Objective: The objective of this work is to optimize the cationic initiation of SilMix® (3M ESPE) respect to amount of catalyst, resulting exotherm, and propose a possible cure mechanism.
Methods: The general procedure was as follows. Approximately, SilMix (1g) and the acid catalyst were combined in a planetary mixer and mixed for 5min. After which, the material was placed on a microscope slide and tested for hardness after 15min, 30min, 1h, 24h, and 48h using a Gillmore needle (one-pound:pass/fail).

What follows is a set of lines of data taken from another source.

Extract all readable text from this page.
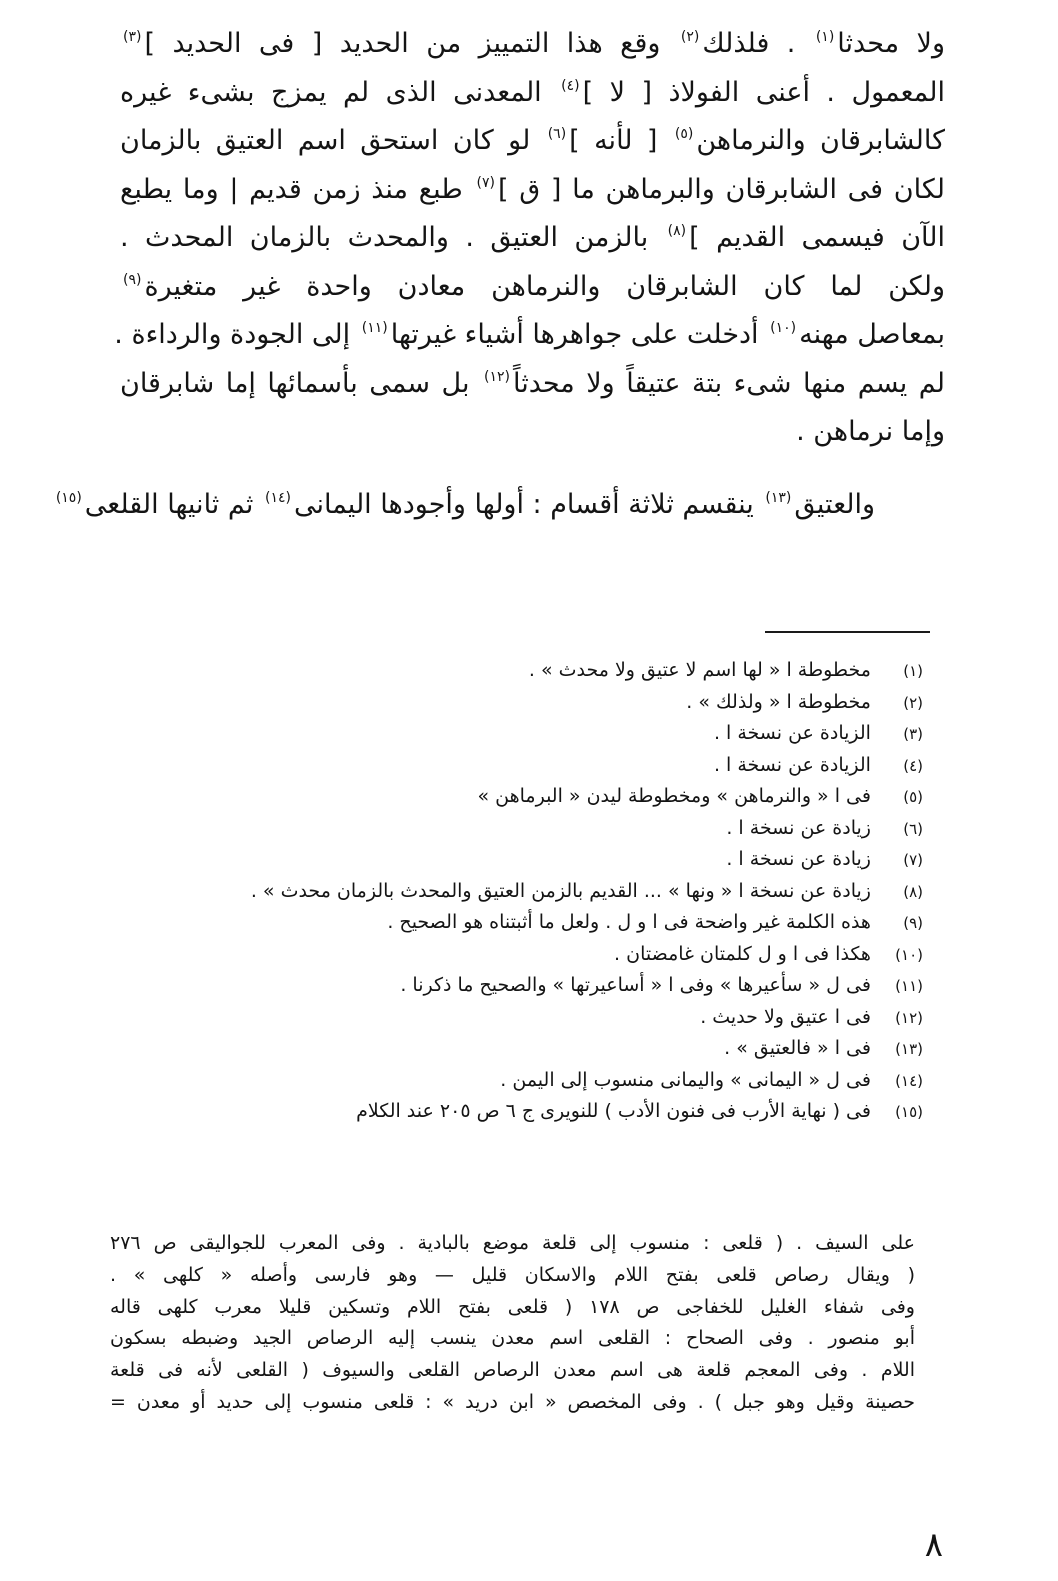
ولا محدثا$^{(١)}$ . فلذلك$^{(٢)}$ وقع هذا التمييز من الحديد [ فى الحديد ]$^{(٣)}$
المعمول . أعنى الفولاذ [ لا ]$^{(٤)}$ المعدنى الذى لم يمزج بشىء غيره
كالشابرقان والنرماهن$^{(٥)}$ [ لأنه ]$^{(٦)}$ لو كان استحق اسم العتيق بالزمان
لكان فى الشابرقان والبرماهن ما [ ق ]$^{(٧)}$ طبع منذ زمن قديم | وما يطبع
الآن فيسمى القديم ]$^{(٨)}$ بالزمن العتيق . والمحدث بالزمان المحدث .
ولكن لما كان الشابرقان والنرماهن معادن واحدة غير متغيرة$^{(٩)}$
بمعاصل مهنه$^{(١٠)}$ أدخلت على جواهرها أشياء غيرتها$^{(١١)}$ إلى الجودة والرداءة .
لم يسم منها شىء بتة عتيقاً ولا محدثاً$^{(١٢)}$ بل سمى بأسمائها إما شابرقان
وإما نرماهن .
والعتيق$^{(١٣)}$ ينقسم ثلاثة أقسام : أولها وأجودها اليمانى$^{(١٤)}$ ثم ثانيها القلعى$^{(١٥)}$
(١) مخطوطة ا « لها اسم لا عتيق ولا محدث » .
(٢) مخطوطة ا « ولذلك » .
(٣) الزيادة عن نسخة ا .
(٤) الزيادة عن نسخة ا .
(٥) فى ا « والنرماهن » ومخطوطة ليدن « البرماهن »
(٦) زيادة عن نسخة ا .
(٧) زيادة عن نسخة ا .
(٨) زيادة عن نسخة ا « ونها » ... القديم بالزمن العتيق والمحدث بالزمان محدث » .
(٩) هذه الكلمة غير واضحة فى ا و ل . ولعل ما أثبتناه هو الصحيح .
(١٠) هكذا فى ا و ل كلمتان غامضتان .
(١١) فى ل « سأعيرها » وفى ا « أساعيرتها » والصحيح ما ذكرنا .
(١٢) فى ا عتيق ولا حديث .
(١٣) فى ا « فالعتيق » .
(١٤) فى ل « اليمانى » واليمانى منسوب إلى اليمن .
(١٥) فى ( نهاية الأرب فى فنون الأدب ) للنويرى ج ٦ ص ٢٠٥ عند الكلام
على السيف . ( قلعى : منسوب إلى قلعة موضع بالبادية . وفى المعرب للجواليقى ص ٢٧٦
( ويقال رصاص قلعى بفتح اللام والاسكان قليل — وهو فارسى وأصله « كلهى » .
وفى شفاء الغليل للخفاجى ص ١٧٨ ( قلعى بفتح اللام وتسكين قليلا معرب كلهى قاله
أبو منصور . وفى الصحاح : القلعى اسم معدن ينسب إليه الرصاص الجيد وضبطه بسكون
اللام . وفى المعجم قلعة هى اسم معدن الرصاص القلعى والسيوف ( القلعى لأنه فى قلعة
حصينة وقيل وهو جبل ) . وفى المخصص « ابن دريد » : قلعى منسوب إلى حديد أو معدن =
٨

Results: Hexafluorophosphoric acid (HFPA, 5 wt%) was found to polymerize the SilMix to hardness in >15min resulting in a brittle solid. At lesser concentrations such as 4.6, 4, and 2.5wt%, the material polymerized to hardness. The latter concentrations took longer to reach hardness (30 minutes) but the solid was less brittle. Solutions of acetic acid (AA):HFPA (varying from 32:68 to 15:85 by weight; total catalyst 4wt%) differed in results. The AA was mixed into the SilMix first for consistency. At the high AA proportion (32-29%), the resin was springy in consistency but did not polymerize to hardness after 48h. At the lower AA concentrations (14.6wt%), the resin polymerized to hardness after 15min. The maximum temperature from preliminary exotherm data for HFPA (5wt%) was 39.0±6.2°C. Upon inclusion of AA (14.6wt%), the initial data results in a slight increase (44°C), but within HFPA standard deviation.
Conclusion: It was found that the least optimal chemical cure system for SilMix was the HFPA 2.5wt% due to slow cure time with resulting promising exotherms.
This work was supported in part by NIH/NIDCR Grant R21DE018336, NIH/NIDCR T32(DE07294), and Missouri Life Science Research Board Grant (#13234-2007).